Finance Minister Rebecca Evans MS and houses stockshot
In her statement, Ms Evans condemned the financial changes announced last week by Chancellor of the Exchequer Kwasi Kwarteng. Credit: PA

People purchasing homes worth up to £225,000 will not have to pay tax, the Welsh Government has announced.

Finance and local government minister Rebecca Evans raised the threshold on the Welsh version of stamp duty, Land Transaction Tax. It comes following last week's UK 'mini-budget'.

From October 10 the threshold for the tax will rise from £180,000 but there will also be a small increase in the rate of the tax for homes that cost more than £345,000. The minister said two thirds of homebuyers would not pay tax on their purchase.

In her statement, Ms Evans condemned the financial changes announced last week by Chancellor of the Exchequer Kwasi Kwarteng.
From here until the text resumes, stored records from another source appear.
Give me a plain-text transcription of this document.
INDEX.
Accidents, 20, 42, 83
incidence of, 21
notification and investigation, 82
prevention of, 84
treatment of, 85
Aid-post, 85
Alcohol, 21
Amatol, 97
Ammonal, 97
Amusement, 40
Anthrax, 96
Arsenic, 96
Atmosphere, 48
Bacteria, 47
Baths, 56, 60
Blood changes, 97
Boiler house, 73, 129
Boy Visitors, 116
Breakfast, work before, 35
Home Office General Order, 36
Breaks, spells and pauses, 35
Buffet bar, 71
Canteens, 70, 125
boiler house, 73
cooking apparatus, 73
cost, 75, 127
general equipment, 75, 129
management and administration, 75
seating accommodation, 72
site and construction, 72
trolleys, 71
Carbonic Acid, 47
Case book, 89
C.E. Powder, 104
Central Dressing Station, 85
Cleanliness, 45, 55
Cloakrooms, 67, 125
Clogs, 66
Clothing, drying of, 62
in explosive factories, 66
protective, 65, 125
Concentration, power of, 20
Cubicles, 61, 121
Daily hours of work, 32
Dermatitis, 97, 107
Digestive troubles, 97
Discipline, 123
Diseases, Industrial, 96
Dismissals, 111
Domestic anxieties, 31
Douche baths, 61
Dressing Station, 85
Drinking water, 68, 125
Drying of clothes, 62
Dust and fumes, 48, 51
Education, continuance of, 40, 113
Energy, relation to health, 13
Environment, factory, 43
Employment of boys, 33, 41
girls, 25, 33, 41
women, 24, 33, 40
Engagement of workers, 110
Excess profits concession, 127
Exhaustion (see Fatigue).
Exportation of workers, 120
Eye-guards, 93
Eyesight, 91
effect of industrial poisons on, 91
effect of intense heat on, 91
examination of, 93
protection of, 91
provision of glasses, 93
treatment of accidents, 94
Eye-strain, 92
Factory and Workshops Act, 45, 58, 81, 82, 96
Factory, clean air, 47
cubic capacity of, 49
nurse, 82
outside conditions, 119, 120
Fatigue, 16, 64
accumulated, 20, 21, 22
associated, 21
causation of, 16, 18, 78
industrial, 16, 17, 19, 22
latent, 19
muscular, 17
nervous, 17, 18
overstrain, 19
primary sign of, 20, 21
She called it "one of the most consequential, divisive and regressive sets of fiscal changes ever set out by any UK Government".

The pound fell to its lowest level against the dollar since decimalisation in 1971 on Monday morning. Credit: PA Images.

"The package was deeply unfair and morally indefensible," she said. "It completely failed to target urgent and meaningful support to vulnerable households impacted by the cost-of-living crisis, and left public services, currently stretched beyond any recent experience by inflation, without the critical additional funding that they need this winter.

"Through his statement, the Chancellor ignored all of this and instead prioritised tax cuts for the rich, unlimited bonuses for bankers, and protected the profits of big energy companies. It will have significant economic and social consequences and will cost individuals and families in Wales dearly."

Ms Evans said the UK Government should have offered people more support through welfare benefits and housing - funded through a windfall tax on energy firms. "Instead, the Chancellor has chosen to drastically increase public borrowing, leaving lower income households to shoulder the impact for years to come," she said.

"The statement failed to set out a comprehensive vision for investment to boost economic growth, improve our energy security for the future and address the climate emergency."

She told the Senedd the Welsh Government was opposed to the abolition of the 45% tax rate on annual incomes above £150,000 and had no warning of the change. "At a time when it is those on the lower end of the pay scale that are suffering the most, this is a shocking policy to introduce."

The Welsh Conservatives said that although the tax cut was welcome, it did not go far enough.

Finance spokesman Peter Fox said: "Last week the UK Conservative Government took bold and decisive action to put aspiration, opportunity and growth at the heart of the economy. House prices in Wales have now hit £240,000, yet the Labour Government in Cardiff Bay is firmly slamming the door in the faces of first-time buyers by refusing to provide specific support for them."

Plaid Cymru's finance spokesman Llyr Gruffydd called for a "real fundamental overhaul of the fiscal powers that are devolved to Wales. He said: "The current fiscal framework isn't fit for purpose and it really exposes how weak Wales's hand is when it comes to protecting the people of Wales from this kind of Tory onslaught on our most vulnerable and our poorest citizens."